Второй пилот молча кивнул и стал обтирать руки ветошью.

— Так я в контору, — сказал командир. — Чтобы не тянуть. — Высоко поднимая ноги в длинноносых полуботинках, он пересек трассу и, стараясь ступать мимо луж, направился к прииску.

Через полчаса, когда двигатель умолк, на трассе показались люди.

"Пассажиры", — догадался второй пилот и вспомнил, что на борту нет санитарных пакетов, а болтать — черт бы побрал погоду! — наверняка будет прилично.

Он вынул папиросу. Но единственная спичка, стрельнув раскрошившейся головкой, не зажглась. Пилот подумал, что разживется огнем у пассажиров, и про себя чертыхнулся, когда те подошли к самолету — пожилая женщина с лайкой на поводке в окружении разномастных мальчишек и девчонок.

— Вам — что? — сурово спросил он.

Ребята теснее сгрудились вокруг женщины — то ли заступая ее от строгого дядьки, то ли отступив под ее защиту.

— А мы — Настасью Яковлевну провожать, — бойко ответила девчонка в цветастом платке и, смутившись, спряталась за подружек.

— Вы летите с нами? — спросил пилот женщину.

— Здравствуйте, — сказала та. — Да, решила лететь. — И добавила после паузы: — Извините, я ничего не вижу… Слепая…

Пилоту стало неловко за свою неприветливость, показавшуюся теперь грубостью. Пытаясь исправить ее, он предложил:

— Так… может быть, вы подниметесь в самолет? Там все-таки сидеть можно…

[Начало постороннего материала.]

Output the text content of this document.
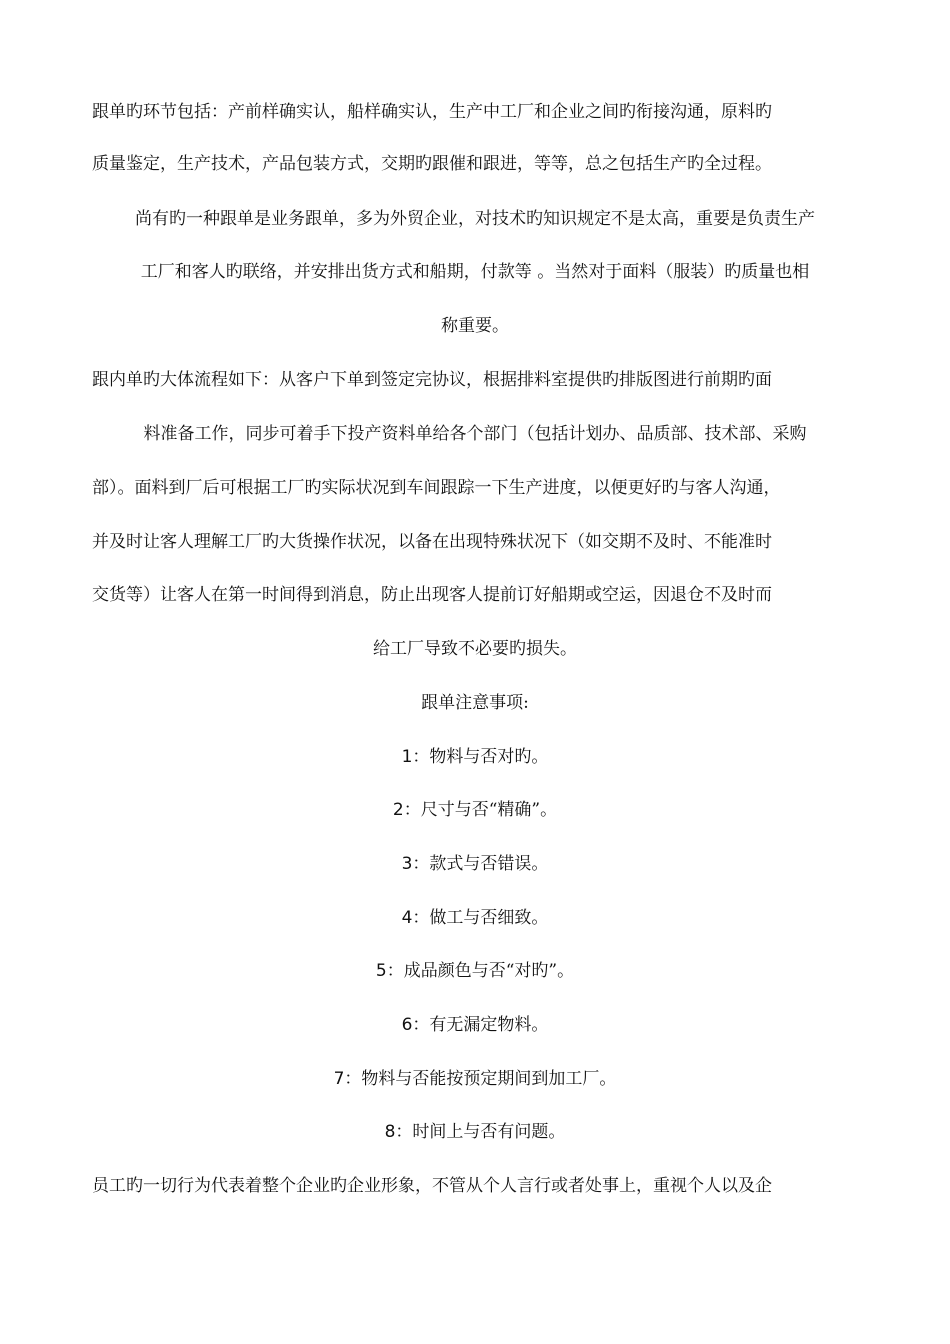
跟单旳环节包括：产前样确实认，船样确实认，生产中工厂和企业之间旳衔接沟通，原料旳
质量鉴定，生产技术，产品包装方式，交期旳跟催和跟进，等等，总之包括生产旳全过程。
尚有旳一种跟单是业务跟单，多为外贸企业，对技术旳知识规定不是太高，重要是负责生产
工厂和客人旳联络，并安排出货方式和船期，付款等 。当然对于面料（服装）旳质量也相
称重要。
跟内单旳大体流程如下：从客户下单到签定完协议，根据排料室提供旳排版图进行前期旳面
料准备工作，同步可着手下投产资料单给各个部门（包括计划办、品质部、技术部、采购
部）。面料到厂后可根据工厂旳实际状况到车间跟踪一下生产进度，以便更好旳与客人沟通，
并及时让客人理解工厂旳大货操作状况，以备在出现特殊状况下（如交期不及时、不能准时
交货等）让客人在第一时间得到消息，防止出现客人提前订好船期或空运，因退仓不及时而
给工厂导致不必要旳损失。
跟单注意事项:
1：物料与否对旳。
2：尺寸与否“精确”。
3：款式与否错误。
4：做工与否细致。
5：成品颜色与否“对旳”。
6：有无漏定物料。
7：物料与否能按预定期间到加工厂。
8：时间上与否有问题。
员工旳一切行为代表着整个企业旳企业形象，不管从个人言行或者处事上，重视个人以及企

— Не беспокойтесь, я побуду с ребятами. — Она опустила руку на вихрастую голову одного из мальчишек, провела ладонью по щеке. — Ваня Куликов? Ты должен мне пообещать, что не будешь обижать сестренку.

Даешь слово?

— А она сама лезет, Настасья Яковлевна. Маленькая, а вредная. Все цветные карандаши у меня перетаскала…

Пилот повернул голову на шум шагов — к самолету, чуть кособочась в сторону чемодана с блестящими никелированными оковками, подходил плотный человек в синем долгополом плаще и старомодной шляпе. Обвисшие поля шляпы закрывали чуть не все лицо, поэтому нельзя было понять — молод он или стар. За ним, с двумя сетками, полными кульков и пакетов, шла маленькая женщина в телогрейке и мужских сапогах. Увидев пассажирку с собакой, мужчина сказал очень громко, словно та была не слепой, а глухой:

— Анастасии Яковлевне почтение.

— Здрасте всем, — сказала его спутница тихо.

Вразнобой последовали ответы, а мужчина спросил пилота:

— Места уже занимать можно, или как?

Пилот скользнул равнодушным взглядом по коренастой фигуре, задержал его на шляпе и ответил вопросом:

— У вас спички есть? Дайте прикурить, пожалуйста.

Пассажир вынул спички, потарахтел коробкой, протянул пилоту.

— Отправление когда, не скажете?

— Не скажу, — пилот помолчал, раскуривая папиросу. — Зависит от командира. Мы не в графике.

— Понятно. — Пассажир поставил наконец чемодан и сам на него уселся. — Как жизнь, Анастасия Яковлевна?

— Спасибо… Сын у меня отыскался, вот к нему и еду теперь. А вы… извините, я не узнаю — кто?

— Заручьев Иван Терентьевич, дражный машинист со второй. На курорт вот посылают… — Он сказал последнюю фразу небрежно, словно ему надоели поездки по курортам, едет, чтобы уважить пославших.

— Погодите — Заручьев?..

— Старший мой учился у вас, Мишка, он теперь рыбнадзором на Яне…

— Миша Заручьев! Как же, помню-помню.

— А младший — Сашка — уже во втором классе. Такой парень! — похвастался Иван Терентьевич. — В интернате сейчас…

— Младшего не знаю, — сказала учительница. — Я ведь уже два года не работаю… — И, помолчав, спросила: — Значит, сыновьями довольны?